Wednesday, May 6, 2009

playing on the stereo this week - new Bob Dylan CD Together through Life

Just purchased the new Dylan CD Together Through Life but have not had a close listen yet. For an intelligent review of the CD go to the Hurst Review, an excellent and intelligent website/blog which explores contemporary music.

Here are a few extracts from Josh Hurt's review.

Bob Dylan: “Together Through Life”

'.......It’s his jauntiest, breeziest set in years, an album that seems as unconcerned with commenting on world affairs as it is shoring up the master’s legacy. If Times Out of Mind was his comeback, Love & Theft his masterful display of his full powers of depth and expression, and Modern Times a weighty testament to his status as rock’s great elder statesman, Together Through Life is a vexingly casual affair that seems like it was recorded for no one more than for Dylan himself.

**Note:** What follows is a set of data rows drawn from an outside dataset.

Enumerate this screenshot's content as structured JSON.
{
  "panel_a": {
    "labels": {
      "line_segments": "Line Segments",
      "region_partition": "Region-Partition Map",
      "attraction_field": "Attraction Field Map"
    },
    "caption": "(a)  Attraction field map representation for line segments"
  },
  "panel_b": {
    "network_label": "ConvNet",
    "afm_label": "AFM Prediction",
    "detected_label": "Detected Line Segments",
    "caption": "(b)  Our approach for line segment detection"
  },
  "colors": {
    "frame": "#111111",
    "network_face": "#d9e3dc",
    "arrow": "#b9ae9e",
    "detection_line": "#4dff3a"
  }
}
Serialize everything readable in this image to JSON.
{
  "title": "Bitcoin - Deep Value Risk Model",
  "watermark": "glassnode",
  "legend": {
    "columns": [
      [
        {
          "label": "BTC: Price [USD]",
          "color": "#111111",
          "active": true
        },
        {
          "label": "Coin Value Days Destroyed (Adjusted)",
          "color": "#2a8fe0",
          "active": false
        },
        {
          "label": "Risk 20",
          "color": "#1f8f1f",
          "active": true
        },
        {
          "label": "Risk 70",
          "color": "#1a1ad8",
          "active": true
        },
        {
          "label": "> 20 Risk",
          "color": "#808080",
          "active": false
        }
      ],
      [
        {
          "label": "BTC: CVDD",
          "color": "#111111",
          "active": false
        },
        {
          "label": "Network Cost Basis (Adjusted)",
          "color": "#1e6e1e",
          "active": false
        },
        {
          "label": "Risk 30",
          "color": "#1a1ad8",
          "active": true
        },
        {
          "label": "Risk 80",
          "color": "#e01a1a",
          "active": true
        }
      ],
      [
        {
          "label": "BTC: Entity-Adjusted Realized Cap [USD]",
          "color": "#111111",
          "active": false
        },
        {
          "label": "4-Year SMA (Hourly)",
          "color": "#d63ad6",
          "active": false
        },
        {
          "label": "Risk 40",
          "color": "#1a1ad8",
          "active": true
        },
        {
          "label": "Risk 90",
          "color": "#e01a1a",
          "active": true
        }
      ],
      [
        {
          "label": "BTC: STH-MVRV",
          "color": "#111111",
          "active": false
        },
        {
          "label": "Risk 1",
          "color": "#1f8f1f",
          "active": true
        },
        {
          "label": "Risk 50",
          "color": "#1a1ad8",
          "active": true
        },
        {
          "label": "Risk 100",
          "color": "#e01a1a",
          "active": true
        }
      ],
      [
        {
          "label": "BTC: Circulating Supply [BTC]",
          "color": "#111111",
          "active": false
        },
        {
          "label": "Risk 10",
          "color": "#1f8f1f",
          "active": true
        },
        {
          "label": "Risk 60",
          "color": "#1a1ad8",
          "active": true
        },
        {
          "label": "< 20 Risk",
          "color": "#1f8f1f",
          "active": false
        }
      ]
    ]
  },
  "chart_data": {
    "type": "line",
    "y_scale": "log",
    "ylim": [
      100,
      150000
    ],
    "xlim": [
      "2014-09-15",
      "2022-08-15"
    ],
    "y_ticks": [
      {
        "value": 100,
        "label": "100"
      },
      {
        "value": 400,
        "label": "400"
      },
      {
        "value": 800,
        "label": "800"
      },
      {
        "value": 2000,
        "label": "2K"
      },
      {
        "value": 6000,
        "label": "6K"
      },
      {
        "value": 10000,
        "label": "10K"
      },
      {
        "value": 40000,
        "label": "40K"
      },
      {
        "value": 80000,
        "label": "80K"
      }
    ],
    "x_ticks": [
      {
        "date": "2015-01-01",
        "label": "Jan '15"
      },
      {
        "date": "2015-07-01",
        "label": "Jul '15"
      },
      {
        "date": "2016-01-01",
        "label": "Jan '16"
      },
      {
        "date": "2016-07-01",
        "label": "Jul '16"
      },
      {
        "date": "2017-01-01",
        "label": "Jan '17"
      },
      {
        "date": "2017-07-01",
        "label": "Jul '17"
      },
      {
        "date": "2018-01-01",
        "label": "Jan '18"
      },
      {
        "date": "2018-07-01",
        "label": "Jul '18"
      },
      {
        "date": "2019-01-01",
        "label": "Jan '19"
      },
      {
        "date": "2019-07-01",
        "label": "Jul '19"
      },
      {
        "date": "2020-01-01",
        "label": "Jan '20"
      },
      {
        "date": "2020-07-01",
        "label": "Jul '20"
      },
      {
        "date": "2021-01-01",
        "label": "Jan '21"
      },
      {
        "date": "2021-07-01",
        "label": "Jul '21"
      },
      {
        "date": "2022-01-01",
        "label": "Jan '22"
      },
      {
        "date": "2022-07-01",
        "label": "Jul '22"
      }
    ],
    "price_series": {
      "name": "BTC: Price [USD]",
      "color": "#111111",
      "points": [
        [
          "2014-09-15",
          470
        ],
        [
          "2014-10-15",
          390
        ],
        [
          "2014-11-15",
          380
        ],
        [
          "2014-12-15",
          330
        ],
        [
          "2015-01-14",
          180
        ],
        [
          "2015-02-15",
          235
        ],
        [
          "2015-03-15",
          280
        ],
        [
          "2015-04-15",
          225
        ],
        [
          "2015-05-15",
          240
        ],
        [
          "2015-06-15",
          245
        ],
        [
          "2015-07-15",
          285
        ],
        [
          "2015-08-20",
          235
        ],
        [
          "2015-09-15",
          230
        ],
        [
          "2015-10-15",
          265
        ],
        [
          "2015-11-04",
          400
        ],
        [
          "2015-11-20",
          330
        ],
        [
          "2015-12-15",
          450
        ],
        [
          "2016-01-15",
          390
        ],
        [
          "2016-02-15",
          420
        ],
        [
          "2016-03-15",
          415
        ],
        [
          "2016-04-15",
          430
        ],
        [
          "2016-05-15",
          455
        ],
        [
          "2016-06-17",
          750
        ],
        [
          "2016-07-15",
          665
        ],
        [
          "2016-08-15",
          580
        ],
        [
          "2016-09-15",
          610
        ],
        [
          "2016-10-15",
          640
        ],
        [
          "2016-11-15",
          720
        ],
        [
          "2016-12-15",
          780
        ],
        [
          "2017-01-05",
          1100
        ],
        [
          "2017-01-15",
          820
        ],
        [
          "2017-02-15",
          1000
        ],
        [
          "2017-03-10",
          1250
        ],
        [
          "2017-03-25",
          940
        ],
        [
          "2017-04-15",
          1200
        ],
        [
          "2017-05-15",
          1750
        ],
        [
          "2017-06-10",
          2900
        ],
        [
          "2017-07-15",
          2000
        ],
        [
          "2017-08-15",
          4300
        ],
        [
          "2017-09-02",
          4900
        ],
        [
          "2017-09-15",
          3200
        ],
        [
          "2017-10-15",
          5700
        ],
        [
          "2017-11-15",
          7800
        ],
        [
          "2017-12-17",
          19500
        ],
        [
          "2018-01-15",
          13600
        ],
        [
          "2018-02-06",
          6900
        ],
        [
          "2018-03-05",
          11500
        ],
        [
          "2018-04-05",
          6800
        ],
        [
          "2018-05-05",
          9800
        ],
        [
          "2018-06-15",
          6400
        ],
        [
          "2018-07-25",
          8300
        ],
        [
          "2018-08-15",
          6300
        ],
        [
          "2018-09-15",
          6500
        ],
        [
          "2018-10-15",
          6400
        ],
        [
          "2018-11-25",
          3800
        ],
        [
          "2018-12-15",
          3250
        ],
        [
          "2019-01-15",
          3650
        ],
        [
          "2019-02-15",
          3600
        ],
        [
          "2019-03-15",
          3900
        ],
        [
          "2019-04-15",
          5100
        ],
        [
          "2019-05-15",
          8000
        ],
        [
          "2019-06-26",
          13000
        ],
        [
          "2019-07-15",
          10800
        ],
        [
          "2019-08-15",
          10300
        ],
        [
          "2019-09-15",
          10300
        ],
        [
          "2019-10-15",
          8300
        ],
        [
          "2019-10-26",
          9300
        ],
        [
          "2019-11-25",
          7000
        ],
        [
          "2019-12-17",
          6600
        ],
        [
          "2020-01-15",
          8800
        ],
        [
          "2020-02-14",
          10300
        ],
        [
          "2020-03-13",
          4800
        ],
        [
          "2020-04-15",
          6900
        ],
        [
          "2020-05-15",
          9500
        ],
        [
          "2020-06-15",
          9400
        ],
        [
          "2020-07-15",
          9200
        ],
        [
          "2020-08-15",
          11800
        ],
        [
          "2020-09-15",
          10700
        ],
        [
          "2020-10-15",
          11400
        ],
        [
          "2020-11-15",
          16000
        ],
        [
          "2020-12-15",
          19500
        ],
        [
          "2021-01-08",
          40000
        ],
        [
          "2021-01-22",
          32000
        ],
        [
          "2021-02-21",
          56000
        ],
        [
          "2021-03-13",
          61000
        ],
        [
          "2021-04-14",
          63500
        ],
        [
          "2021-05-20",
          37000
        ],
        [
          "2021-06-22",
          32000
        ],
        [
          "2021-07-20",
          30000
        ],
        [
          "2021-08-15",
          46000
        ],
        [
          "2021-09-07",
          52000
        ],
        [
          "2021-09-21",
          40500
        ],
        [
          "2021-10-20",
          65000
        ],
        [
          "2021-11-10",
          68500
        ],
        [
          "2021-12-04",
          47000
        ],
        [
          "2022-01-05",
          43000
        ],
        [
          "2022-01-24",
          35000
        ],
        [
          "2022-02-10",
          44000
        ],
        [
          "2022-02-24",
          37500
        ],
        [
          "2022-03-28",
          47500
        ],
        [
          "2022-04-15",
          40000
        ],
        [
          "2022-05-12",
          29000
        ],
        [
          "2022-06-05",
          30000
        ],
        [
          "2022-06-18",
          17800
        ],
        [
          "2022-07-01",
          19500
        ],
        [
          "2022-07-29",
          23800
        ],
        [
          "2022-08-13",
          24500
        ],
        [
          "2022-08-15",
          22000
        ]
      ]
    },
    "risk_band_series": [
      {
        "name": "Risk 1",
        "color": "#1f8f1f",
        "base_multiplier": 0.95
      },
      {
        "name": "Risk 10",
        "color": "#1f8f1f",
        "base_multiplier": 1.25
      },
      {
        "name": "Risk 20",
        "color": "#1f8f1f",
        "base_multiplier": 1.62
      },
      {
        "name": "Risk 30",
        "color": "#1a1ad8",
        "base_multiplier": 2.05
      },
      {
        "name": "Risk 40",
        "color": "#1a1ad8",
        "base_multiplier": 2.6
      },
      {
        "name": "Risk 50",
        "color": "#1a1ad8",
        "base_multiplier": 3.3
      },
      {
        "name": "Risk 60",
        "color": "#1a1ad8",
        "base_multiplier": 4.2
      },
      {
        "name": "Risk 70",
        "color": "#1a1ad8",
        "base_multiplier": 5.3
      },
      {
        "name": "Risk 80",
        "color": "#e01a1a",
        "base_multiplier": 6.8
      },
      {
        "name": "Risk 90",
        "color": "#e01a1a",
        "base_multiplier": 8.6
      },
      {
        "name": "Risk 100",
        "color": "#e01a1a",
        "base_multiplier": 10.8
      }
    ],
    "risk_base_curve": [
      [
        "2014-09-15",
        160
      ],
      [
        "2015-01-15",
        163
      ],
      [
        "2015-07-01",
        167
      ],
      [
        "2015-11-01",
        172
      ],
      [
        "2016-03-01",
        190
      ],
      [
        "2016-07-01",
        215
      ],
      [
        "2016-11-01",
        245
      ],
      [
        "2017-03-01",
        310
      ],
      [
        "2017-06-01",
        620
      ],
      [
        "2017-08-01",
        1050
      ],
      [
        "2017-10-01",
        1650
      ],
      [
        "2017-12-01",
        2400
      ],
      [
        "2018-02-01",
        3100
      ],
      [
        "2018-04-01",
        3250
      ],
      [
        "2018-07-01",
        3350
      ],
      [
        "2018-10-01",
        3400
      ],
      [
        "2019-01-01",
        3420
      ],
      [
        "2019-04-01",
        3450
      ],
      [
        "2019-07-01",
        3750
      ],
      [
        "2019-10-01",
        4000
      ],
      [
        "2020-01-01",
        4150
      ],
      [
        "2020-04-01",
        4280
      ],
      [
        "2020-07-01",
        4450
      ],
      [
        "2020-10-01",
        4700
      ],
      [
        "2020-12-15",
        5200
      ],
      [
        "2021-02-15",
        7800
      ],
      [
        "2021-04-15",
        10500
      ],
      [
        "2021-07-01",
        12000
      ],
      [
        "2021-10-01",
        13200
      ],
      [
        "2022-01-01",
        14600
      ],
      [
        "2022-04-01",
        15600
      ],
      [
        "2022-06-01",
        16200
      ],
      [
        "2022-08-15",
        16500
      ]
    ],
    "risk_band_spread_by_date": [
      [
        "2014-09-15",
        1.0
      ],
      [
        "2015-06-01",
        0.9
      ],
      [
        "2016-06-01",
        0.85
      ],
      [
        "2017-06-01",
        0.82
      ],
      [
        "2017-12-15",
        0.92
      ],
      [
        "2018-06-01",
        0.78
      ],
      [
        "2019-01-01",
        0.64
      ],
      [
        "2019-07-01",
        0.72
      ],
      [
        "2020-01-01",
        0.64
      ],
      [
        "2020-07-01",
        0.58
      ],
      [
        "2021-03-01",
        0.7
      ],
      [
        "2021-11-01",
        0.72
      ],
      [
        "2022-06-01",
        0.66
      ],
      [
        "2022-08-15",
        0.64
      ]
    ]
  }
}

Might as well just call it what it is: Another weird curveball in a career that thrives on ‘em, and another strange riddle for Dylanologists to sort out. What it ultimately means within the broader context of Dylan’s body of work– if indeed it means anything at all– there’s no telling, at least not yet. For now, this much seems important: It bears fleeting similarity to several of his past albums, but ultimately doesn’t sound much like any of them. It drinks from the same classic-blues well as Modern Times, but it’s a markedly simpler, more spirited affair. At times it shakes and sways like Love & Theft, but not with abandon or creative gusto so much as casual nonchalance. The presence of David Hidalgo on accordion– adding what critics seem intent on calling a “border cafe” feel” to most of these songs– recalls Scarlet Rivera’s violin work that added shading and character to Desire, and indeed, this album is similarly unassuming, though more focused, less varied, and lacking the big, major highlights.

..... Dylan’s gift, at least at this stage in the game, lies in his ability to effortlessly conjure the ghosts of the past and bid them to speak in some strange, timeless language– to stitch together, from the pieces of our cultural history, a story that’s both very old and completely Dylan’s.

Dylan, more than any other living/working songwriter, guards the doorway to an old, mythic America that’s as old as the nation itself and as real and visceral today as it’s ever been– and of course, when you consider this album under the full weight of history that it bears, it suddenly opens up not as some artifact of the past, but as a commentary on the present, as seen through the tropes and tall tales that have always carried the seed of the American story.

....He is, to be sure, playing with expectations, but he’s playing with history and language and myth, as well– and he’s obviously tickled to death to be doing it: Dylan sounds strong and engaged, and he’s never made an album as rich in playfulness and wonder, with the harder-rocking numbers and the more genteel ballads imbued with the same sort of whimsy. Those expecting a last will and testament will be suitably shocked to find, in its place, a party, one filled with all the darkness and hope of the age in which it was conceived, and in which history comes crashing into the present day. In other words: It’s a sly, winking album from an artist who knows what he’s doing and doesn’t much care if it meets our approval. From Bob Dylan, what else could we possibly expect?